Some time elapsed. As a child, I'd always wondered how the cars that were going in my opposite direction could run so fast. I later realized that they just appeared to be fast because I was also moving.

The car jerked, causing my neck to snap. "Ow."

"Sorry. I don't know how that happened. Maybe something is wrong with the car."

Before I could even think of a reply, the steering wheel turned under his hands, the tyres screeched against the pavement, and the car swerved sharply to the left. I knew that the driver hadn't done that; it seemed as if something was pulling the wheel. The car crashed straight into the wall running along the road and the window smashed into tiny pieces of glass, digging into my skin. I screamed in pain. I felt suffocated, like I was being crushed alive. That was the last thought I had before blacking out.

  ∞  

The darkness around her was comforting somehow. It made her feel as if she didn't exist. She couldn't feel anything, she didn't even know where she was. All she knew was that she was sinking into something warm ... a warm liquid, that was coming out of her. It smelled like metal.

Blood?

She sank in the warm blood, and soon it changed to a cold, dark lake, where it was silent and so cold that she was going numb, losing all feeling, losing everything.

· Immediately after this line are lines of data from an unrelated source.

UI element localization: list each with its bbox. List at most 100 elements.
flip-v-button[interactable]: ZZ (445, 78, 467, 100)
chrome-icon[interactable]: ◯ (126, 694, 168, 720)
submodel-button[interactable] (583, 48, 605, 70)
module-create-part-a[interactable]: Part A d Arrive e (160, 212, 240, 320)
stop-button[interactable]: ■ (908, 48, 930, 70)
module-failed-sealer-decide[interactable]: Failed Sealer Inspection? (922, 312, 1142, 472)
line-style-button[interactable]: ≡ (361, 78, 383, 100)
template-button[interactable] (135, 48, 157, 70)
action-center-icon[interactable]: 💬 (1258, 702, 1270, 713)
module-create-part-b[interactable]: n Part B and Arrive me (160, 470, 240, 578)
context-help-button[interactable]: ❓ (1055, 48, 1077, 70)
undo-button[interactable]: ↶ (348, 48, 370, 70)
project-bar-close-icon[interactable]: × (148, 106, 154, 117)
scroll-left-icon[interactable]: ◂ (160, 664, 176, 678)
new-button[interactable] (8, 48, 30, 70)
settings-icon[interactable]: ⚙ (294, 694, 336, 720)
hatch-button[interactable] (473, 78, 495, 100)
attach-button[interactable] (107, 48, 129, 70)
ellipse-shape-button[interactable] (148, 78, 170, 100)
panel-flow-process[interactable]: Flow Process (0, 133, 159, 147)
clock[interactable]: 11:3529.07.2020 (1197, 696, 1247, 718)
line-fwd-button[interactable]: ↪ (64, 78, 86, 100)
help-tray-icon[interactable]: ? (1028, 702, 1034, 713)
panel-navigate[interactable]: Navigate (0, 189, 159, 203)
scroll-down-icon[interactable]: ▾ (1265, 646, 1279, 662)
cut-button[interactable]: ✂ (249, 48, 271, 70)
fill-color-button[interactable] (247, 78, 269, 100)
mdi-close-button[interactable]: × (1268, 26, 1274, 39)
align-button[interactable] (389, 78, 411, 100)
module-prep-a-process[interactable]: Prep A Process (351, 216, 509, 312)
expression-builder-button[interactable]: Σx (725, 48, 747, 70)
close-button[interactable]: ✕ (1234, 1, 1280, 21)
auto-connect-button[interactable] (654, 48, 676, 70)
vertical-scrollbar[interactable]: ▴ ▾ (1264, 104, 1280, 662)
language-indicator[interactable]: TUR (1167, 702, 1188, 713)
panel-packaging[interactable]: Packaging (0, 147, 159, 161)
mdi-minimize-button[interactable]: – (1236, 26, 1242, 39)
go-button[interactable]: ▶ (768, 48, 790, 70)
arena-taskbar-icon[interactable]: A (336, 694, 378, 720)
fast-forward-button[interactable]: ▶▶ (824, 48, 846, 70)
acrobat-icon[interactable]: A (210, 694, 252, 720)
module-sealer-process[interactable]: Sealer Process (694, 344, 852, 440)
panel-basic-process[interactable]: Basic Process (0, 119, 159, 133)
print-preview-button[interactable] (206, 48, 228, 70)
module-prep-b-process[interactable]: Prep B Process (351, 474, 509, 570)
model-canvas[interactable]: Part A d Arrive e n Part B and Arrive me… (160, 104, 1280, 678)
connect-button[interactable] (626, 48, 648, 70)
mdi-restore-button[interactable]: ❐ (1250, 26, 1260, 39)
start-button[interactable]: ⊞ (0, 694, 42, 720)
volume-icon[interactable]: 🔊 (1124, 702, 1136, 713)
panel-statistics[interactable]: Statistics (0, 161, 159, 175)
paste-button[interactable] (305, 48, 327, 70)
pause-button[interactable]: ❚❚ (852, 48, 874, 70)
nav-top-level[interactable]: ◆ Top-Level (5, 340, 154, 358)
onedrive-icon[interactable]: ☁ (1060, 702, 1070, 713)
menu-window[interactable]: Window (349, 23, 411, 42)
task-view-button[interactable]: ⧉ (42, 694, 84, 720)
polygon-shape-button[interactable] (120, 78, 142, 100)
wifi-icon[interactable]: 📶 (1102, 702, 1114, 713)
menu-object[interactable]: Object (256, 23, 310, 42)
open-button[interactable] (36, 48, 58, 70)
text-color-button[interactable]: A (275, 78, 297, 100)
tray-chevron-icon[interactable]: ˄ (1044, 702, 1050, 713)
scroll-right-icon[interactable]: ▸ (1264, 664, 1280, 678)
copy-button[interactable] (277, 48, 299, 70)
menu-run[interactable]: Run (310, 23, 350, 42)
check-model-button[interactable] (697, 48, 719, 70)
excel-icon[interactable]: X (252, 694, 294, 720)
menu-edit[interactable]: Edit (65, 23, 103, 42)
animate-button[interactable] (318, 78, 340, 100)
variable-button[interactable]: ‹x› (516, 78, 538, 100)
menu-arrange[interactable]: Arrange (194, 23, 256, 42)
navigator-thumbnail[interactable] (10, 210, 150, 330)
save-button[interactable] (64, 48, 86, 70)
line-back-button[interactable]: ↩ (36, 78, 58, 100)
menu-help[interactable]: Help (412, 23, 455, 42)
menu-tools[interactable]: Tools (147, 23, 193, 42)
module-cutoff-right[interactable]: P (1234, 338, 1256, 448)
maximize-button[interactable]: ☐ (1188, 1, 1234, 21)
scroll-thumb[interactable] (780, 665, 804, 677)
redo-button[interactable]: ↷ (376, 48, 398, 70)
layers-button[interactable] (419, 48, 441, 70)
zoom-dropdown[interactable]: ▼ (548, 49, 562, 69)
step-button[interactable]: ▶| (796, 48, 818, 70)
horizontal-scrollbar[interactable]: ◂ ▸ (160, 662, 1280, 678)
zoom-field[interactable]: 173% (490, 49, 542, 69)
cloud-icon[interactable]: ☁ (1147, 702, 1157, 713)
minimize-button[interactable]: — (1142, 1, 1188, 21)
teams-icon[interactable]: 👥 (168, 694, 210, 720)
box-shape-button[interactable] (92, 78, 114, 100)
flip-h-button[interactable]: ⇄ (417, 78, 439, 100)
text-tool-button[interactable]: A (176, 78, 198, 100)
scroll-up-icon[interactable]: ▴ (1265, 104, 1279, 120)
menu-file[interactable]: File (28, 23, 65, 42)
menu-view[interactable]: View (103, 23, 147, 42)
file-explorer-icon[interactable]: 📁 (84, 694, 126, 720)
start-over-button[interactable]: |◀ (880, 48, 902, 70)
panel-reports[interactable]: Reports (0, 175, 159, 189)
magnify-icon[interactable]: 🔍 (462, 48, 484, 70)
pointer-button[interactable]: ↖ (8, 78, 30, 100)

Gentle hands lifted her, and then her back touched something soft. Instantly, she felt better. 

Somewhere far away, through the water, she heard the faint sound of sirens. And then, through this chaos, a familiar voice rang out, sharp and clear like a girl's: "No! Hazel!"

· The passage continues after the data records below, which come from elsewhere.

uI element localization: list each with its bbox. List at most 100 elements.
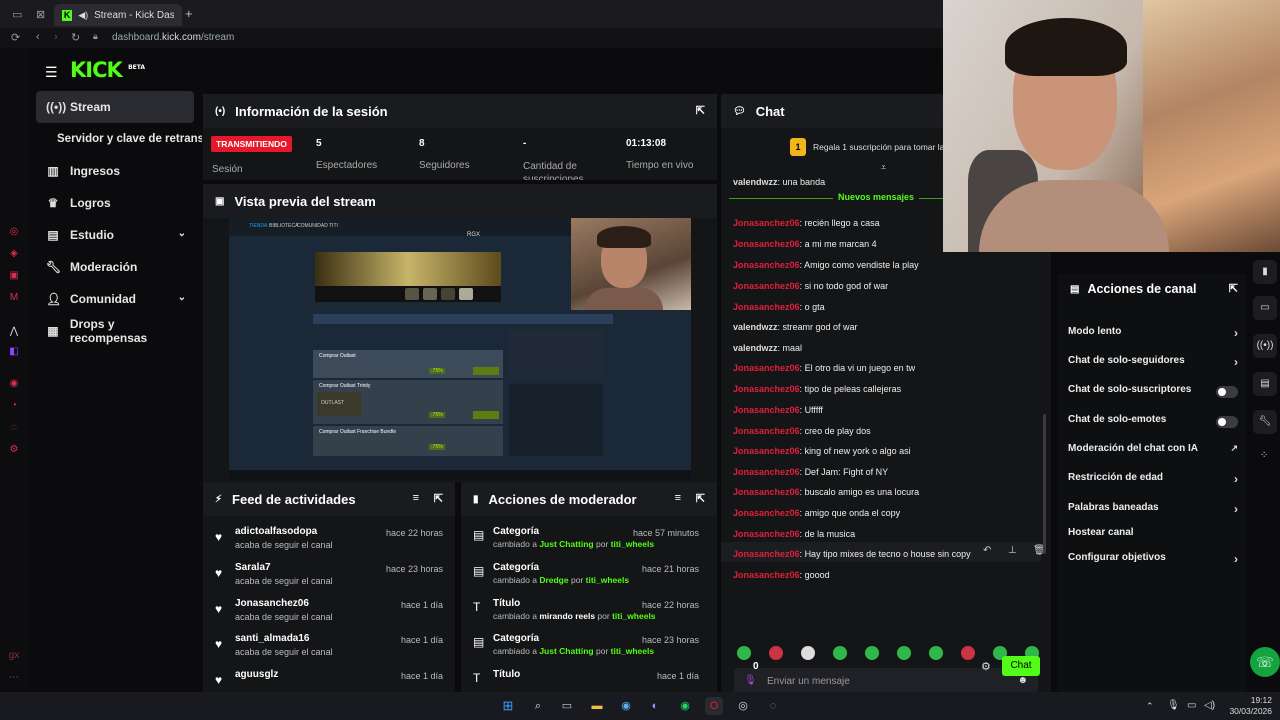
- twitch-icon[interactable]: ◧: [8, 346, 20, 358]
- sidebar-item-drops[interactable]: ▦ Drops y recompensas: [36, 315, 194, 347]
- action-subscribers-only[interactable]: Chat de solo-suscriptores: [1068, 384, 1238, 404]
- network-icon[interactable]: ▭: [1187, 700, 1196, 711]
- popout-icon[interactable]: ⇱: [1229, 282, 1238, 295]
- url-field[interactable]: dashboard.kick.com/stream: [112, 32, 234, 43]
- popout-icon[interactable]: ⇱: [696, 104, 705, 117]
- chat-message[interactable]: Jonasanchez06: Ufffff: [733, 405, 823, 415]
- chat-send-button[interactable]: Chat: [1002, 656, 1040, 676]
- mic-tray-icon[interactable]: 🎙︎: [1167, 700, 1180, 711]
- steam-icon[interactable]: ◉: [617, 697, 635, 715]
- chat-username[interactable]: Jonasanchez06: [733, 260, 800, 270]
- task-view-icon[interactable]: ▭: [558, 697, 576, 715]
- chat-message[interactable]: Jonasanchez06: goood: [733, 570, 830, 580]
- emote-icon[interactable]: [865, 646, 879, 660]
- sidebar-toggle-icon[interactable]: ▭: [12, 8, 22, 21]
- chat-message[interactable]: Jonasanchez06: a mi me marcan 4: [733, 239, 877, 249]
- clock-date[interactable]: 30/03/2026: [1220, 706, 1272, 716]
- action-banned-words[interactable]: Palabras baneadas ›: [1068, 502, 1238, 522]
- chat-message[interactable]: Jonasanchez06: creo de play dos: [733, 426, 871, 436]
- emotes-only-toggle[interactable]: [1216, 416, 1238, 428]
- rail-pages-icon[interactable]: ▮: [1253, 260, 1277, 284]
- tray-chevron-icon[interactable]: ⌃: [1146, 701, 1154, 712]
- chat-username[interactable]: valendwzz: [733, 343, 778, 353]
- chat-username[interactable]: valendwzz: [733, 322, 778, 332]
- filter-icon[interactable]: ≡: [413, 492, 419, 504]
- tab-kick-dashboard[interactable]: K ◀) Stream - Kick Dashboard: [54, 4, 182, 26]
- action-slow-mode[interactable]: Modo lento ›: [1068, 326, 1238, 346]
- chat-username[interactable]: Jonasanchez06: [733, 363, 800, 373]
- strip-icon-1[interactable]: ◎: [8, 226, 20, 238]
- chat-message[interactable]: valendwzz: maal: [733, 343, 802, 353]
- popout-icon[interactable]: ⇱: [696, 492, 705, 505]
- rail-grid-icon[interactable]: ▤: [1253, 372, 1277, 396]
- chat-message[interactable]: Jonasanchez06: El otro dia vi un juego e…: [733, 363, 915, 373]
- volume-icon[interactable]: ◁): [1204, 700, 1215, 711]
- sidebar-item-estudio[interactable]: ▤ Estudio ⌄: [36, 219, 194, 251]
- chat-username[interactable]: Jonasanchez06: [733, 405, 800, 415]
- strip-icon-7[interactable]: ◉: [8, 378, 20, 390]
- sidebar-item-logros[interactable]: ♛ Logros: [36, 187, 194, 219]
- chat-message[interactable]: Jonasanchez06: Def Jam: Fight of NY: [733, 467, 888, 477]
- discord-icon[interactable]: ◐: [646, 697, 664, 715]
- strip-icon-5[interactable]: ⋀: [8, 326, 20, 338]
- refresh-icon[interactable]: ↻: [71, 31, 80, 44]
- stream-preview-video[interactable]: TIENDA BIBLIOTECA COMUNIDAD TITI RGX Com…: [229, 218, 691, 480]
- obs-icon[interactable]: ◎: [734, 697, 752, 715]
- sidebar-item-ingresos[interactable]: ▥ Ingresos: [36, 155, 194, 187]
- rail-wrench-icon[interactable]: 🔧︎: [1253, 410, 1277, 434]
- clock-time[interactable]: 19:12: [1220, 695, 1272, 705]
- action-goals[interactable]: Configurar objetivos ›: [1068, 552, 1238, 572]
- chat-message[interactable]: Jonasanchez06: o gta: [733, 302, 825, 312]
- chat-settings-icon[interactable]: ⚙: [981, 660, 991, 673]
- popout-icon[interactable]: ⇱: [434, 492, 443, 505]
- strip-icon-3[interactable]: ▣: [8, 270, 20, 282]
- microphone-icon[interactable]: 🎙︎: [744, 675, 757, 686]
- chat-username[interactable]: Jonasanchez06: [733, 384, 800, 394]
- chat-scrollbar[interactable]: [1043, 414, 1046, 554]
- new-tab-button[interactable]: +: [185, 6, 193, 21]
- chat-username[interactable]: Jonasanchez06: [733, 218, 800, 228]
- chat-message[interactable]: Jonasanchez06: tipo de peleas callejeras: [733, 384, 901, 394]
- workspaces-icon[interactable]: ⊠: [36, 8, 45, 21]
- file-explorer-icon[interactable]: ▬: [588, 697, 606, 715]
- rail-broadcast-icon[interactable]: ((•)): [1253, 334, 1277, 358]
- pin-icon[interactable]: ⊥: [1008, 545, 1017, 556]
- emote-icon[interactable]: [769, 646, 783, 660]
- chat-username[interactable]: Jonasanchez06: [733, 446, 800, 456]
- reply-icon[interactable]: ↶: [983, 545, 991, 556]
- chat-message[interactable]: valendwzz: streamr god of war: [733, 322, 858, 332]
- history-icon[interactable]: ◔: [8, 400, 20, 412]
- action-host-channel[interactable]: Hostear canal: [1068, 527, 1238, 547]
- opera-gx-icon[interactable]: O: [705, 697, 723, 715]
- settings-icon[interactable]: ⚙: [8, 444, 20, 456]
- chat-message[interactable]: valendwzz: una banda: [733, 177, 825, 187]
- chat-username[interactable]: Jonasanchez06: [733, 302, 800, 312]
- menu-icon[interactable]: ☰: [45, 64, 58, 81]
- edge-icon[interactable]: ◌: [764, 697, 782, 715]
- emote-icon[interactable]: [929, 646, 943, 660]
- spotify-icon[interactable]: ◉: [676, 697, 694, 715]
- emote-icon[interactable]: [737, 646, 751, 660]
- chat-message[interactable]: Jonasanchez06: Amigo como vendiste la pl…: [733, 260, 919, 270]
- chat-username[interactable]: Jonasanchez06: [733, 549, 800, 559]
- gx-icon[interactable]: gx: [8, 650, 20, 662]
- filter-icon[interactable]: ≡: [675, 492, 681, 504]
- feed-user[interactable]: santi_almada16: [235, 633, 310, 644]
- strip-icon-2[interactable]: ◈: [8, 248, 20, 260]
- action-followers-only[interactable]: Chat de solo-seguidores ›: [1068, 355, 1238, 375]
- chat-username[interactable]: Jonasanchez06: [733, 281, 800, 291]
- chat-username[interactable]: Jonasanchez06: [733, 426, 800, 436]
- chat-message[interactable]: Jonasanchez06: si no todo god of war: [733, 281, 888, 291]
- audio-icon[interactable]: ◀): [78, 10, 88, 21]
- chat-username[interactable]: valendwzz: [733, 177, 778, 187]
- emote-icon[interactable]: [801, 646, 815, 660]
- emote-icon[interactable]: [897, 646, 911, 660]
- emoji-icon[interactable]: ☻: [1017, 675, 1028, 686]
- back-icon[interactable]: ‹: [36, 31, 40, 43]
- rail-more-icon[interactable]: ⁘: [1260, 450, 1268, 461]
- subscribers-only-toggle[interactable]: [1216, 386, 1238, 398]
- chat-message[interactable]: Jonasanchez06: recién llego a casa: [733, 218, 880, 228]
- collapse-icon[interactable]: ⩡: [881, 162, 886, 173]
- action-emotes-only[interactable]: Chat de solo-emotes: [1068, 414, 1238, 434]
- action-ai-moderation[interactable]: Moderación del chat con IA ↗: [1068, 443, 1238, 463]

Hazel. Hmm. That was her name, right?

She swam to the surface, feeling a hand caressing her cheek and slowly travelling up to stroke her hair. She knew the touch. Someone was crying. "This is all my fault."

"She'll be okay," another voice said, but the person sounded unsure.

Then she had a weird sensation, like she was moving. The water around her was moving. She saw something swimming in the cold, dark lake. A picture, a memory. Before she could catch it, it drifted away. There were lots of them. 

A sudden wave pushed her to the bottom and she stayed there, unable to move, paralyzed by the cold.